Municipal waste management

Regulations and market surveillance

Regulations regarding waste, packaging, and producer responsibility are changing rapidly, and it can be challenging to keep track. Norwaste helps businesses understand and navigate current requirements, ensuring they always remain compliant with laws and regulations.

We offer guidance on current rules and prohibitions, advice on the latest changes and how they affect your business, as well as assistance with implementing the requirements. We can also provide recommendations on how products can be designed to comply with regulations, ensuring they are both legal and environmentally friendly.

Our expertise includes, among other things: 

Producer responsibility schemes

Producer responsibility means that manufacturers and importers are responsible for the products and packaging they place on the market, even after they have been sold. The goal is to reduce waste and promote recycling. This applies, among other things, to packaging, electrical and electronic equipment, batteries, vehicles, and hazardous waste. Producers must establish collection and recycling systems, report on quantities sold, and pay fees that finance return schemes. Producer responsibility is a key tool for the circular economy and for ensuring that materials are kept in circulation as long as possible. Additionally, several new producer responsibility schemes are being developed, including for textiles, construction materials, food waste, and bioplastic products.
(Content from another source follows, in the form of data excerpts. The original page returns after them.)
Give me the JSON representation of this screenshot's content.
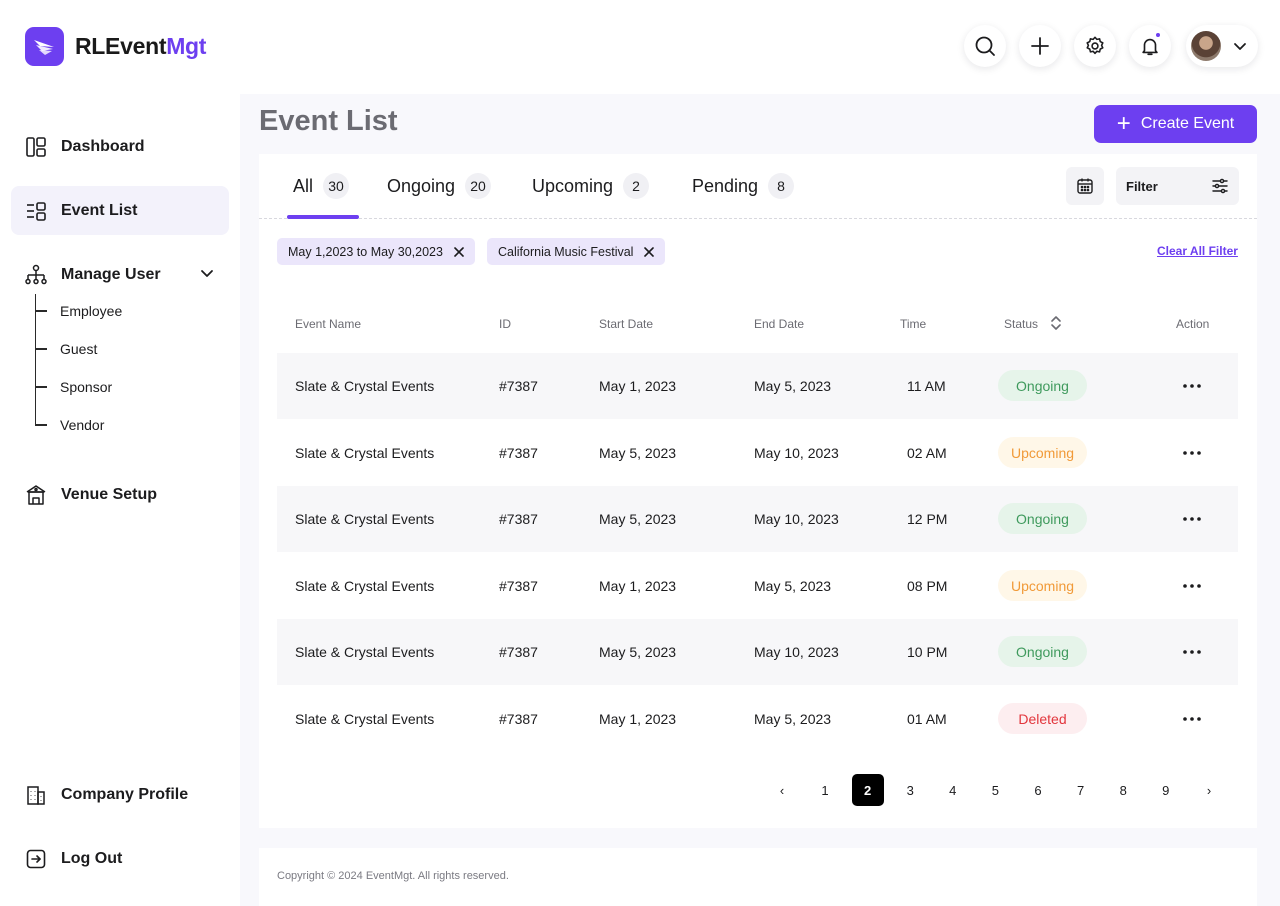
{
  "brand": {
    "name_part1": "RLEvent",
    "name_part2": "Mgt",
    "accent": "#6d3ff0"
  },
  "header": {
    "icons": [
      "search-icon",
      "plus-icon",
      "gear-icon",
      "bell-icon",
      "avatar",
      "chevron-down-icon"
    ]
  },
  "sidebar": {
    "items": [
      {
        "label": "Dashboard",
        "icon": "dashboard-icon"
      },
      {
        "label": "Event List",
        "icon": "event-list-icon",
        "active": true
      },
      {
        "label": "Manage User",
        "icon": "org-chart-icon"
      },
      {
        "label": "Venue Setup",
        "icon": "venue-icon"
      },
      {
        "label": "Company Profile",
        "icon": "building-icon"
      },
      {
        "label": "Log Out",
        "icon": "logout-icon"
      }
    ],
    "sub_items": [
      "Employee",
      "Guest",
      "Sponsor",
      "Vendor"
    ]
  },
  "main": {
    "title": "Event List",
    "create_button": "Create Event",
    "tabs": [
      {
        "label": "All",
        "count": "30"
      },
      {
        "label": "Ongoing",
        "count": "20"
      },
      {
        "label": "Upcoming",
        "count": "2"
      },
      {
        "label": "Pending",
        "count": "8"
      }
    ],
    "filter_label": "Filter",
    "chips": [
      "May 1,2023 to May 30,2023",
      "California Music Festival"
    ],
    "clear_filter": "Clear All Filter",
    "columns": [
      "Event Name",
      "ID",
      "Start Date",
      "End Date",
      "Time",
      "Status",
      "Action"
    ],
    "rows": [
      {
        "name": "Slate & Crystal Events",
        "id": "#7387",
        "start": "May 1, 2023",
        "end": "May 5, 2023",
        "time": "11 AM",
        "status": "Ongoing"
      },
      {
        "name": "Slate & Crystal Events",
        "id": "#7387",
        "start": "May 5, 2023",
        "end": "May 10, 2023",
        "time": "02 AM",
        "status": "Upcoming"
      },
      {
        "name": "Slate & Crystal Events",
        "id": "#7387",
        "start": "May 5, 2023",
        "end": "May 10, 2023",
        "time": "12 PM",
        "status": "Ongoing"
      },
      {
        "name": "Slate & Crystal Events",
        "id": "#7387",
        "start": "May 1, 2023",
        "end": "May 5, 2023",
        "time": "08 PM",
        "status": "Upcoming"
      },
      {
        "name": "Slate & Crystal Events",
        "id": "#7387",
        "start": "May 5, 2023",
        "end": "May 10, 2023",
        "time": "10 PM",
        "status": "Ongoing"
      },
      {
        "name": "Slate & Crystal Events",
        "id": "#7387",
        "start": "May 1, 2023",
        "end": "May 5, 2023",
        "time": "01 AM",
        "status": "Deleted"
      }
    ],
    "pagination": {
      "prev": "‹",
      "next": "›",
      "pages": [
        "1",
        "2",
        "3",
        "4",
        "5",
        "6",
        "7",
        "8",
        "9"
      ],
      "current": "2"
    }
  },
  "footer": {
    "text": "Copyright © 2024 EventMgt. All rights reserved."
  }
}
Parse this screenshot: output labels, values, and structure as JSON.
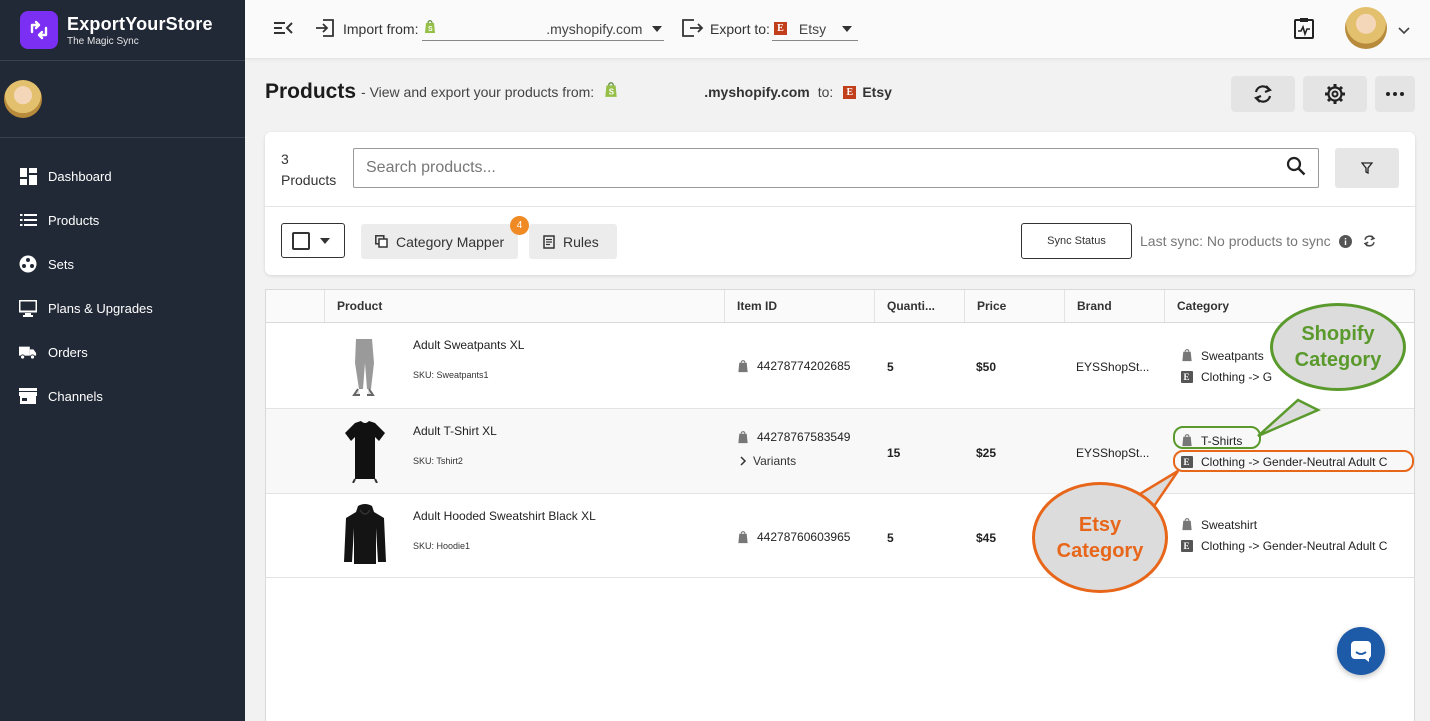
{
  "brand": {
    "name": "ExportYourStore",
    "tagline": "The Magic Sync"
  },
  "sidebar": {
    "items": [
      {
        "label": "Dashboard",
        "icon": "dashboard-icon"
      },
      {
        "label": "Products",
        "icon": "list-icon"
      },
      {
        "label": "Sets",
        "icon": "sets-icon"
      },
      {
        "label": "Plans & Upgrades",
        "icon": "monitor-icon"
      },
      {
        "label": "Orders",
        "icon": "truck-icon"
      },
      {
        "label": "Channels",
        "icon": "store-icon"
      }
    ]
  },
  "topbar": {
    "import_label": "Import from:",
    "import_value": ".myshopify.com",
    "export_label": "Export to:",
    "export_value": "Etsy"
  },
  "header": {
    "title": "Products",
    "subtitle": "- View and export your products from:",
    "store": ".myshopify.com",
    "to_label": "to:",
    "target": "Etsy"
  },
  "toolbar": {
    "count_number": "3",
    "count_label": "Products",
    "search_placeholder": "Search products...",
    "category_mapper_label": "Category Mapper",
    "category_mapper_badge": "4",
    "rules_label": "Rules",
    "sync_status_label": "Sync Status",
    "last_sync": "Last sync: No products to sync"
  },
  "table": {
    "columns": [
      "Product",
      "Item ID",
      "Quanti...",
      "Price",
      "Brand",
      "Category"
    ],
    "rows": [
      {
        "name": "Adult Sweatpants XL",
        "sku": "SKU: Sweatpants1",
        "item_id": "44278774202685",
        "quantity": "5",
        "price": "$50",
        "brand": "EYSShopSt...",
        "shopify_category": "Sweatpants",
        "etsy_category": "Clothing -> G",
        "variants": ""
      },
      {
        "name": "Adult T-Shirt XL",
        "sku": "SKU: Tshirt2",
        "item_id": "44278767583549",
        "quantity": "15",
        "price": "$25",
        "brand": "EYSShopSt...",
        "shopify_category": "T-Shirts",
        "etsy_category": "Clothing -> Gender-Neutral Adult C",
        "variants": "Variants"
      },
      {
        "name": "Adult Hooded Sweatshirt Black XL",
        "sku": "SKU: Hoodie1",
        "item_id": "44278760603965",
        "quantity": "5",
        "price": "$45",
        "brand": "",
        "shopify_category": "Sweatshirt",
        "etsy_category": "Clothing -> Gender-Neutral Adult C",
        "variants": ""
      }
    ]
  },
  "callouts": {
    "shopify": "Shopify Category",
    "etsy": "Etsy Category",
    "shopify_color": "#5a9a2c",
    "etsy_color": "#e8661a"
  }
}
The Single-Use Plastics Directive

The Single-Use Plastics Directive is an EU initiative that restricts the use of single-use plastic products to reduce littering, particularly in the oceans. The ban covers items such as plastic cutlery, plates, straws, and cotton swabs. Producers are also required to finance collection and recycling, and products must be labeled to make it easy to identify what can be recycled. The directive is being implemented in Norway through EEA adaptation.

Revised Waste Regulations

The Waste Regulations govern waste management in Norway, and the revised version imposes stricter requirements for source separation, documentation, and reporting. Producer responsibility is extended to additional product groups, and the handling of hazardous waste is subject to clearer rules. The regulations strengthen oversight and promote greater recycling and material recovery, rather than disposal in landfills or incineration.

PPWR – Packaging and Packing Waste Regulation

The EU is proposing a new regulation to replace the existing Packaging Directive. The goal is for all packaging to be reusable or recyclable by 2030. The PPWR also focuses on reducing unnecessary packaging, standardizing labeling and design for better recycling, and expanding producer responsibility so that producers bear financial responsibility for the collection and treatment of packaging waste.

The Ecodesign Regulation

The Ecodesign Regulation ensures that products are designed with environmental impact and energy efficiency in mind. Products must have a longer lifespan and be repairable and recyclable. This applies particularly to electronics, household appliances, and other high-energy-use products. The regulation helps reduce waste and promotes more sustainable use of materials, while also supporting the EU energy labeling scheme.

The Fertilizer Regulations

The Fertilizer Regulations govern the production, marketing, and use of fertilizers and nutrients. The regulations set requirements for quality, labeling, and documentation of contents, as well as restrictions on substances that may harm the environment or health. For producers and importers, this means that products must be tested, classified, and labeled according to the regulations before they can be sold. The regulations are important for ensuring sustainable agriculture, reducing environmental impact, and promoting the safe management of nutrients in soil and water.

The waste market

Waste management is governed by extensive regulations. Different types of waste are handled within different value chains, some more effectively than others. What is waste to one entity can be a valuable raw material to another. To establish robust value chains, thorough insight, understanding, and expertise within waste, recycled materials, and the market are necessary. Norwaste will contribute to ensuring that your business can succeed, whether you aim to increase the value of your waste or by-products by turning them into recycled raw materials in a circular economy, improve your waste management, or develop new markets. 

Waste management in a circular economy

Waste management is a complex industry. New technology offers significant opportunities for creating new and improved value chains, whether it's in collection, sorting, treatment, or disposal. Norwaste possesses expertise in regulatory frameworks, technological solutions, waste value chains, and the market for recycled raw materials, enabling you to succeed in your business endeavours.

Public stakeholders

With our long experience of state and municipal decision-making processes, we can make a difference for authorities and municipalities and municipal waste companies, whether the need is related to regulatory development, municipal waste plans or other plans and procurements.

Waste management globally

In many parts of the world, the challenges surrounding waste management are significant. Lack of collection and a sound and sustainable waste treatment cause plastic to spill onto the sea and is the largest source of marine waste globally. The need to put in place systems for collection and handling of waste resources is urgent. At the same time, the infrastructure is deficient, and a large informal sector is in many places the only contributor to recycling. Norwaste has the knowledge to understand complicated structures and to help projects succeed.